The arterial installation of first-fix wiring and plumbing creates amazing patterns across the sub-floor, all soon to be permanently covered by the aerated raised floor.


This invisible but vital network will carry water, power, light and heat to every corner of the house. To the layman it may seem complicated and chaotic but rest assured … it is all carefully planned … I hope!


Once installed and covered up there is no record of where each tube starts and finishes so how, I ask, do we know which to use for what? The answer is surprising, blow down one end and the other end whistles … simple really! Wish I’d thought of that!

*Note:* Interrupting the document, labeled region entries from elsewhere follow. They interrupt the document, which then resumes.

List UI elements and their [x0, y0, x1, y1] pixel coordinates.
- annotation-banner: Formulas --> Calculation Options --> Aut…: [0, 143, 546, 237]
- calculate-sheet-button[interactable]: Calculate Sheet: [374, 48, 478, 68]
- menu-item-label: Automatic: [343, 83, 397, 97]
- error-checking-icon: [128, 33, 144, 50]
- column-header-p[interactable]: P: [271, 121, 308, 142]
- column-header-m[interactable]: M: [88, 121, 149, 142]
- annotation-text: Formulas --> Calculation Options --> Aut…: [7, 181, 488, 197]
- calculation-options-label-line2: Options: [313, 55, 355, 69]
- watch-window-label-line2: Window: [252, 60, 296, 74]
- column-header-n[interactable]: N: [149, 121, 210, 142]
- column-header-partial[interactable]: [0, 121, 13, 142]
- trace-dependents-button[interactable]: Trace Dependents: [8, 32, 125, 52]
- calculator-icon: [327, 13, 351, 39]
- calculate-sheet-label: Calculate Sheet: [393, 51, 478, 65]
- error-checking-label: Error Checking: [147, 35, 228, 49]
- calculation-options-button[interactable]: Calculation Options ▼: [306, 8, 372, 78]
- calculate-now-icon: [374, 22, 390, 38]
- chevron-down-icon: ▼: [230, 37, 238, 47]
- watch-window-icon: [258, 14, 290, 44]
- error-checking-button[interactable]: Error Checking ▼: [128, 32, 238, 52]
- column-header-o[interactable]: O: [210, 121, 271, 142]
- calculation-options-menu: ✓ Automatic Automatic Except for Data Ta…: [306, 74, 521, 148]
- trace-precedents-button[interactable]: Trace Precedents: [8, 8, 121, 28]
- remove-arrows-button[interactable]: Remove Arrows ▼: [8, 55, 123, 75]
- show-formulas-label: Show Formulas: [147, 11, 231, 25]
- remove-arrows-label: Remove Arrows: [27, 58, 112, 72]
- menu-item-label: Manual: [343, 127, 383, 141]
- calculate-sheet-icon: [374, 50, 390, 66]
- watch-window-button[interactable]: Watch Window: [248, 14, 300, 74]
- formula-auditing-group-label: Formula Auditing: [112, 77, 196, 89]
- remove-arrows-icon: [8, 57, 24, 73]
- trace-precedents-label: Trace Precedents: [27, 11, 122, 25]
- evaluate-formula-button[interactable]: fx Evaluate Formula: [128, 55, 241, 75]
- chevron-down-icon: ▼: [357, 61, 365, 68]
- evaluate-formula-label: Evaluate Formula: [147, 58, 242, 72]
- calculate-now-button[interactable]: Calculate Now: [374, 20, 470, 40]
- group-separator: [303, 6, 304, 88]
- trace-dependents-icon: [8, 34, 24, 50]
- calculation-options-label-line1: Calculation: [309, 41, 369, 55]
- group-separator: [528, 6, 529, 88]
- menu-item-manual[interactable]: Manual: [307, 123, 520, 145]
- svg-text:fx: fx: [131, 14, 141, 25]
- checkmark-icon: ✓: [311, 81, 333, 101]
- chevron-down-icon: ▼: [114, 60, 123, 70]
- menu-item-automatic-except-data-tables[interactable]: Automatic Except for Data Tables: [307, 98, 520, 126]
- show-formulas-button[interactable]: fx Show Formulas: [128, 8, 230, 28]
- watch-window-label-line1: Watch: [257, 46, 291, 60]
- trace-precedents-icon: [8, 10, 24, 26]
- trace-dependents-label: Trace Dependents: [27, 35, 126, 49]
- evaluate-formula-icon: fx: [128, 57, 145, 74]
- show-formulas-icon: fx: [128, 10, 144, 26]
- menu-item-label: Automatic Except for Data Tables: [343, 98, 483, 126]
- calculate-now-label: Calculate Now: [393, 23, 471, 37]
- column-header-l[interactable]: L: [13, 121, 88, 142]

Future kitchen corner with indication of wiring routes to required power sockets for appliances, extract hood, etc. and underfloor heating distribution panel on the left. All this work and investment is about to be hidden for ever and the only sizable hole left will be … in the rapidly shrinking bank balance!

A Corner Stone


Investigating the cause of an unusual damp spot mid-wall, near the corner of our first floor master bedroom, I found the culprit to be a broken roof-edge tile and the result of dripping rain onto the exterior rock face … soon fix that.
However, hacking off the old plaster revealed something far more interesting …

… a collection of beautiful old stones structurally interlocked where the central spine meets the end wall.

Careful re-plastering and pointing of this corner will allow us to leave several of these wonderful stones exposed, adding a uniquely genuine detail to the character of the room.

Pointing to the Future


We now have scaffolding round half the house so the builders can start the rather tedious and dusty task of hacking out old pointing, patching and infilling where necessary with new stone pieces and cement render … before re-pointing in an ‘Antique Cream’ colour approved by the local planners.


This picture shows all three stages … top left, just visible, part of the original stone facade, across the middle of the picture newer stone deep pointed with grey cement … and then to the right, just under the new window, a small section of the new pointing as a colour trial.
The individual stones will mostly disappear and hopefully blend into a richly textured antique cream colour … that is if it does exactly what is says on the tin!